We specify our operations in our common manner, using quoted expressions which are then parsed.

In [3]:
scale = 0.237

ops = data_algebra.data_ops.describe_table(d, 'd'). \
    extend({'probability': f'(assessmentTotal * {scale}).exp()'}). \
    extend({'total': 'probability.sum()'},
           partition_by=['subjectID']). \
    extend({'probability': 'probability/total'}). \
    extend({'row_number': '(1).cumsum()'},
           partition_by=['subjectID'],
           order_by=['probability'], reverse=['probability']). \
    select_rows('row_number == 1'). \
    select_columns(['subjectID', 'surveyCategory', 'probability']). \
    rename_columns({'diagnosis': 'surveyCategory'})
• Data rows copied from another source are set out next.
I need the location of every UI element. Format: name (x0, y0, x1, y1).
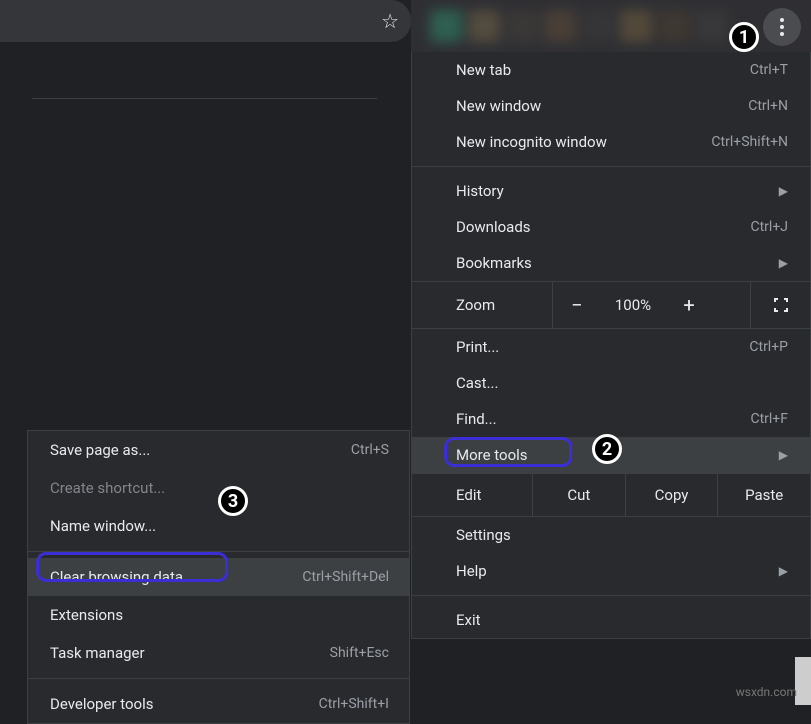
label: Downloads (456, 218, 531, 236)
menu-history[interactable]: History ▶ (412, 173, 810, 209)
label: History (456, 182, 504, 200)
kebab-menu-button[interactable] (763, 8, 801, 46)
label: Bookmarks (456, 254, 532, 272)
zoom-in-button[interactable]: + (665, 293, 713, 317)
submenu-clear-browsing-data[interactable]: Clear browsing data... Ctrl+Shift+Del (28, 558, 409, 596)
label: Save page as... (50, 441, 150, 459)
shortcut: Shift+Esc (330, 645, 389, 661)
label: Create shortcut... (50, 479, 165, 497)
menu-new-window[interactable]: New window Ctrl+N (412, 88, 810, 124)
copy-button[interactable]: Copy (625, 474, 718, 516)
zoom-out-button[interactable]: − (553, 293, 601, 317)
label: Exit (456, 611, 481, 629)
divider (28, 551, 409, 552)
shortcut: Ctrl+S (351, 442, 389, 458)
divider (412, 166, 810, 167)
zoom-label: Zoom (412, 296, 552, 314)
label: Clear browsing data... (50, 568, 195, 586)
submenu-save-page[interactable]: Save page as... Ctrl+S (28, 431, 409, 469)
watermark: wsxdn.com (736, 685, 797, 699)
fullscreen-icon (773, 297, 789, 313)
chevron-right-icon: ▶ (779, 256, 788, 270)
divider (412, 595, 810, 596)
scrollbar-stub (795, 657, 811, 705)
menu-new-tab[interactable]: New tab Ctrl+T (412, 52, 810, 88)
label: Print... (456, 338, 499, 356)
label: New incognito window (456, 133, 607, 151)
menu-downloads[interactable]: Downloads Ctrl+J (412, 209, 810, 245)
label: New tab (456, 61, 511, 79)
label: New window (456, 97, 541, 115)
chevron-right-icon: ▶ (779, 184, 788, 198)
label: Extensions (50, 606, 123, 624)
menu-cast[interactable]: Cast... (412, 365, 810, 401)
paste-button[interactable]: Paste (717, 474, 810, 516)
label: Help (456, 562, 487, 580)
menu-find[interactable]: Find... Ctrl+F (412, 401, 810, 437)
submenu-developer-tools[interactable]: Developer tools Ctrl+Shift+I (28, 685, 409, 723)
shortcut: Ctrl+P (749, 339, 788, 355)
kebab-icon (780, 18, 784, 36)
shortcut: Ctrl+T (750, 62, 788, 78)
label: Developer tools (50, 695, 153, 713)
shortcut: Ctrl+Shift+N (711, 134, 788, 150)
shortcut: Ctrl+J (750, 219, 788, 235)
label: Task manager (50, 644, 145, 662)
menu-settings[interactable]: Settings (412, 517, 810, 553)
menu-bookmarks[interactable]: Bookmarks ▶ (412, 245, 810, 281)
label: Cast... (456, 374, 498, 392)
menu-edit-row: Edit Cut Copy Paste (412, 473, 810, 517)
label: Name window... (50, 517, 156, 535)
menu-exit[interactable]: Exit (412, 602, 810, 638)
main-dropdown-menu: New tab Ctrl+T New window Ctrl+N New inc… (411, 52, 811, 639)
edit-label: Edit (412, 486, 532, 504)
submenu-extensions[interactable]: Extensions (28, 596, 409, 634)
label: Find... (456, 410, 497, 428)
chevron-right-icon: ▶ (779, 564, 788, 578)
menu-help[interactable]: Help ▶ (412, 553, 810, 589)
submenu-name-window[interactable]: Name window... (28, 507, 409, 545)
shortcut: Ctrl+Shift+I (319, 696, 389, 712)
address-bar[interactable]: ☆ (0, 0, 411, 42)
blurred-extensions (430, 10, 750, 42)
submenu-task-manager[interactable]: Task manager Shift+Esc (28, 634, 409, 672)
label: Settings (456, 526, 511, 544)
menu-new-incognito[interactable]: New incognito window Ctrl+Shift+N (412, 124, 810, 160)
callout-3: 3 (218, 486, 248, 516)
cut-button[interactable]: Cut (532, 474, 625, 516)
bookmark-star-icon[interactable]: ☆ (381, 9, 399, 33)
label: More tools (456, 446, 528, 464)
callout-1: 1 (729, 22, 759, 52)
shortcut: Ctrl+F (750, 411, 788, 427)
shortcut: Ctrl+Shift+Del (302, 569, 389, 585)
menu-print[interactable]: Print... Ctrl+P (412, 329, 810, 365)
fullscreen-button[interactable] (750, 282, 810, 328)
callout-2: 2 (592, 434, 622, 464)
menu-zoom-row: Zoom − 100% + (412, 281, 810, 329)
shortcut: Ctrl+N (748, 98, 788, 114)
divider (28, 678, 409, 679)
zoom-value: 100% (601, 296, 665, 314)
divider-line (32, 98, 377, 99)
more-tools-submenu: Save page as... Ctrl+S Create shortcut..… (27, 430, 410, 724)
chevron-right-icon: ▶ (779, 448, 788, 462)
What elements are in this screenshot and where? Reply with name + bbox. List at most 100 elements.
This produces an operator pipeline that can be used on Pandas data frames.

In [4]:
ops.transform(d)

Unnamed: 0,subjectID,diagnosis,probability
0,1,withdrawal behavior,0.670622
1,2,positive re-framing,0.558974


The operators can also be translated into SQL for use in large data stores.

In [5]:
handle = data_algebra.BigQuery.BigQueryModel().db_handle(conn=None)

sql = handle.to_sql(ops)

print(sql)

-- data_algebra SQL https://github.com/WinVector/data_algebra
--  dialect: BigQueryModel 1.6.5
--       string quote: "
--   identifier quote: `
WITH
 `table_reference_0` AS (
  SELECT
   `subjectID` ,
   `surveyCategory` ,
   `assessmentTotal`
  FROM
   `d`
 ) ,
 `extend_1` AS (
  SELECT  -- .extend({ 'probability': '(assessmentTotal * 0.237).exp()'})
   `subjectID` ,
   `surveyCategory` ,
   EXP(`assessmentTotal` * 0.237) AS `probability`
  FROM
   `table_reference_0`
 ) ,
 `extend_2` AS (
  SELECT  -- .extend({ 'total': 'probability.sum()'}, partition_by=['subjectID'])
   `subjectID` ,
   `surveyCategory` ,
   `probability` ,
   SUM(`probability`) OVER ( PARTITION BY `subjectID`  )  AS `total`
  FROM
   `extend_1`
 ) ,
 `extend_3` AS (
  SELECT  -- .extend({ 'probability': 'probability / total'})
   `subjectID` ,
   `surveyCategory` ,
   `probability` / `total` AS `probability`
  FROM
   `extend_2`
 ) ,
 `extend_4` AS (
  SELECT  -- .extend({ 'row_number': '(1).cumsum()'}, partition

We can also build up operation pipelines without using quoted expressions.
This is by using the `d_.c` "column" notation to access column definitions, and the `val()` "value" notation to
inject values (only needed when we are not interacting values with columns, otherwise
we can use values directly).

The above pipeline can be specified in that manner as follows.

In [6]:
scale = 0.237

ops2 = (
    descr(d=d)
        .extend({"probability": (d_.assessmentTotal * scale).exp()})
        .extend({"total": d_.probability.sum()}, partition_by=["subjectID"])
        .extend({"probability": d_.probability / d_.total})
        .extend(
            {"row_number": one.cumsum()},
            partition_by=["subjectID"],
            order_by=["probability"],
            reverse=["probability"],
        )
        .select_rows(d_.row_number == 1)
        .select_columns(
            ["subjectID", "surveyCategory", "probability"])
        .rename_columns({"diagnosis": "surveyCategory"})
)

In [7]:
ops2

(
    TableDescription(
        table_name="d",
        column_names=[
            "subjectID",
            "surveyCategory",
            "assessmentTotal",
            "irrelevantCol1",
            "irrelevantCol2",
        ],
    )
    .extend({"probability": "(assessmentTotal * 0.237).exp()"})
    .extend({"total": "probability.sum()"}, partition_by=["subjectID"])
    .extend({"probability": "probability / total"})
    .extend(
        {"row_number": "(1).cumsum()"},
        partition_by=["subjectID"],
        order_by=["probability"],
        reverse=["probability"],
    )
    .select_rows("row_number == 1")
    .select_columns(["subjectID", "surveyCategory", "probability"])
    .rename_columns({"diagnosis": "surveyCategory"})
)


In [8]:
ops2.transform(d)


Unnamed: 0,subjectID,diagnosis,probability
0,1,withdrawal behavior,0.670622
1,2,positive re-framing,0.558974


The idea is, in this mode expressions are specified without the need for quotes around column names.